Citizens & Northern Corporation is the parent company of Citizens & Northern Bank, a local, independent community bank providing complete financial, investment and insurance services through 26 full service offices throughout Tioga, Bradford, Sullivan, Lycoming, Potter, Cameron and McKean counties in Pennsylvania and in Canisteo and South Hornell, NY. C&N can be found on the worldwide web at www.cnbankpa.com. The Company’s stock is listed on NASDAQ Capital Market Securities under the symbol CZNC.

 

Safe Harbor Statement: Except for historical information contained herein, the matters discussed in this release are forward-looking statements.
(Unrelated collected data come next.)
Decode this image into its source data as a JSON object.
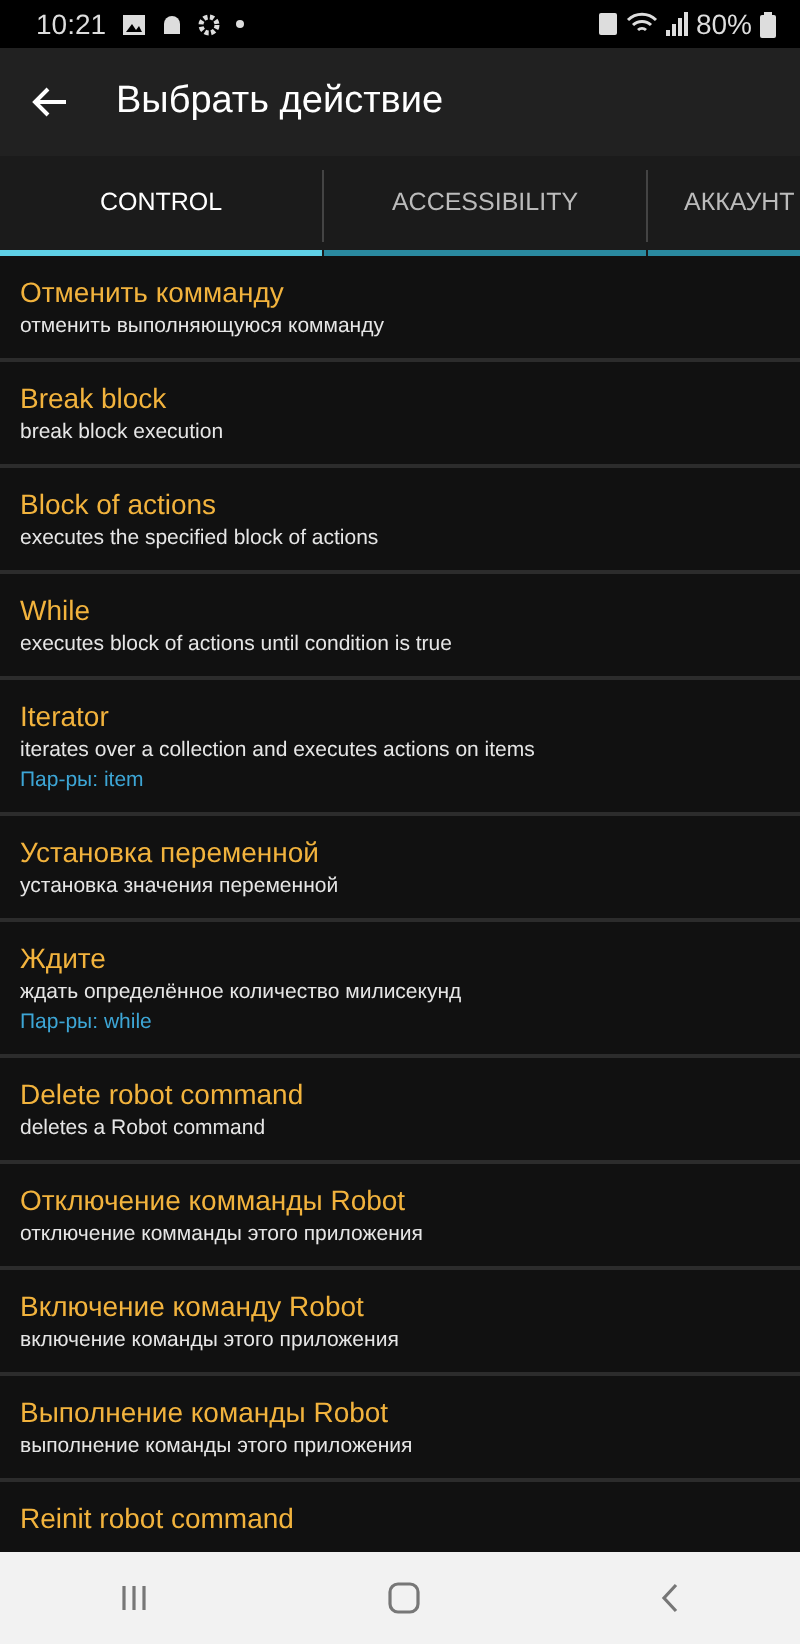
{
  "status_bar": {
    "time": "10:21",
    "battery": "80%"
  },
  "toolbar": {
    "title": "Выбрать действие"
  },
  "tabs": [
    {
      "label": "CONTROL",
      "selected": true
    },
    {
      "label": "ACCESSIBILITY",
      "selected": false
    },
    {
      "label": "АККАУНТ",
      "selected": false
    }
  ],
  "actions": [
    {
      "title": "Отменить комманду",
      "description": "отменить выполняющуюся комманду"
    },
    {
      "title": "Break block",
      "description": "break block execution"
    },
    {
      "title": "Block of actions",
      "description": "executes the specified block of actions"
    },
    {
      "title": "While",
      "description": "executes block of actions until condition is true"
    },
    {
      "title": "Iterator",
      "description": "iterates over a collection and executes actions on items",
      "params": "Пар-ры: item"
    },
    {
      "title": "Установка переменной",
      "description": "установка значения переменной"
    },
    {
      "title": "Ждите",
      "description": "ждать определённое количество милисекунд",
      "params": "Пар-ры: while"
    },
    {
      "title": "Delete robot command",
      "description": "deletes a Robot command"
    },
    {
      "title": "Отключение комманды Robot",
      "description": "отключение комманды этого приложения"
    },
    {
      "title": "Включение команду Robot",
      "description": "включение команды этого приложения"
    },
    {
      "title": "Выполнение команды Robot",
      "description": "выполнение команды этого приложения"
    },
    {
      "title": "Reinit robot command"
    }
  ]
}
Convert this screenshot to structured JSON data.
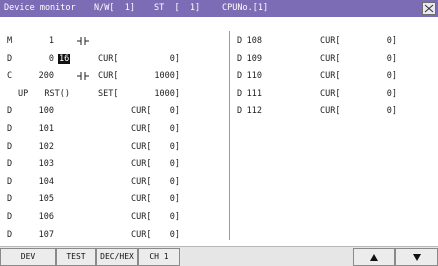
{
  "title_bar": {
    "title": "Device monitor",
    "network": "N/W[  1]",
    "station": "ST  [  1]",
    "cpu": "CPUNo.[1]"
  },
  "left_rows": [
    {
      "dev": "M",
      "num": "1",
      "contact": true
    },
    {
      "dev": "D",
      "num": "0",
      "fmt": "16",
      "cur_label": "CUR[",
      "cur_val": "0]"
    },
    {
      "dev": "C",
      "num": "200",
      "contact": true,
      "cur_label": "CUR[",
      "cur_val": "1000]"
    },
    {
      "dev": "UP",
      "num": "RST()",
      "cur_label": "SET[",
      "cur_val": "1000]"
    },
    {
      "dev": "D",
      "num": "100",
      "cur_label": "CUR[",
      "cur_val": "0]"
    },
    {
      "dev": "D",
      "num": "101",
      "cur_label": "CUR[",
      "cur_val": "0]"
    },
    {
      "dev": "D",
      "num": "102",
      "cur_label": "CUR[",
      "cur_val": "0]"
    },
    {
      "dev": "D",
      "num": "103",
      "cur_label": "CUR[",
      "cur_val": "0]"
    },
    {
      "dev": "D",
      "num": "104",
      "cur_label": "CUR[",
      "cur_val": "0]"
    },
    {
      "dev": "D",
      "num": "105",
      "cur_label": "CUR[",
      "cur_val": "0]"
    },
    {
      "dev": "D",
      "num": "106",
      "cur_label": "CUR[",
      "cur_val": "0]"
    },
    {
      "dev": "D",
      "num": "107",
      "cur_label": "CUR[",
      "cur_val": "0]"
    }
  ],
  "right_rows": [
    {
      "dev": "D",
      "num": "108",
      "cur_label": "CUR[",
      "cur_val": "0]"
    },
    {
      "dev": "D",
      "num": "109",
      "cur_label": "CUR[",
      "cur_val": "0]"
    },
    {
      "dev": "D",
      "num": "110",
      "cur_label": "CUR[",
      "cur_val": "0]"
    },
    {
      "dev": "D",
      "num": "111",
      "cur_label": "CUR[",
      "cur_val": "0]"
    },
    {
      "dev": "D",
      "num": "112",
      "cur_label": "CUR[",
      "cur_val": "0]"
    }
  ],
  "buttons": {
    "dev": "DEV",
    "test": "TEST",
    "dechex": "DEC/HEX",
    "ch": "CH 1"
  },
  "icons": {
    "close": "close-x-icon",
    "contact": "ladder-contact-icon",
    "up": "up-triangle-icon",
    "down": "down-triangle-icon"
  },
  "colors": {
    "title_bar": "#7c6bb5",
    "background": "#ffffff",
    "button_face": "#ececec"
  }
}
Investors are cautioned that all forward-looking statements involve risks and uncertainty, including without limitation, the following: changes in monetary and fiscal policies of the Federal Reserve Board and the U.S. Government, particularly related to changes in interest rates; changes in general economic conditions; legislative or regulatory changes; downturn in demand for loan, deposit and other financial services in the Corporation’s market area; increased competition from other banks and non-bank providers of financial services; technological changes and increased technology-related costs; changes in management’s assessment of realization of securities and other assets; and changes in accounting principles, or the application of generally accepted accounting principles. Citizens & Northern disclaims any intention or obligation to publicly update or revise any forward-looking statements, whether as a result of events or circumstances after the date hereof or to reflect the occurrence of unanticipated events.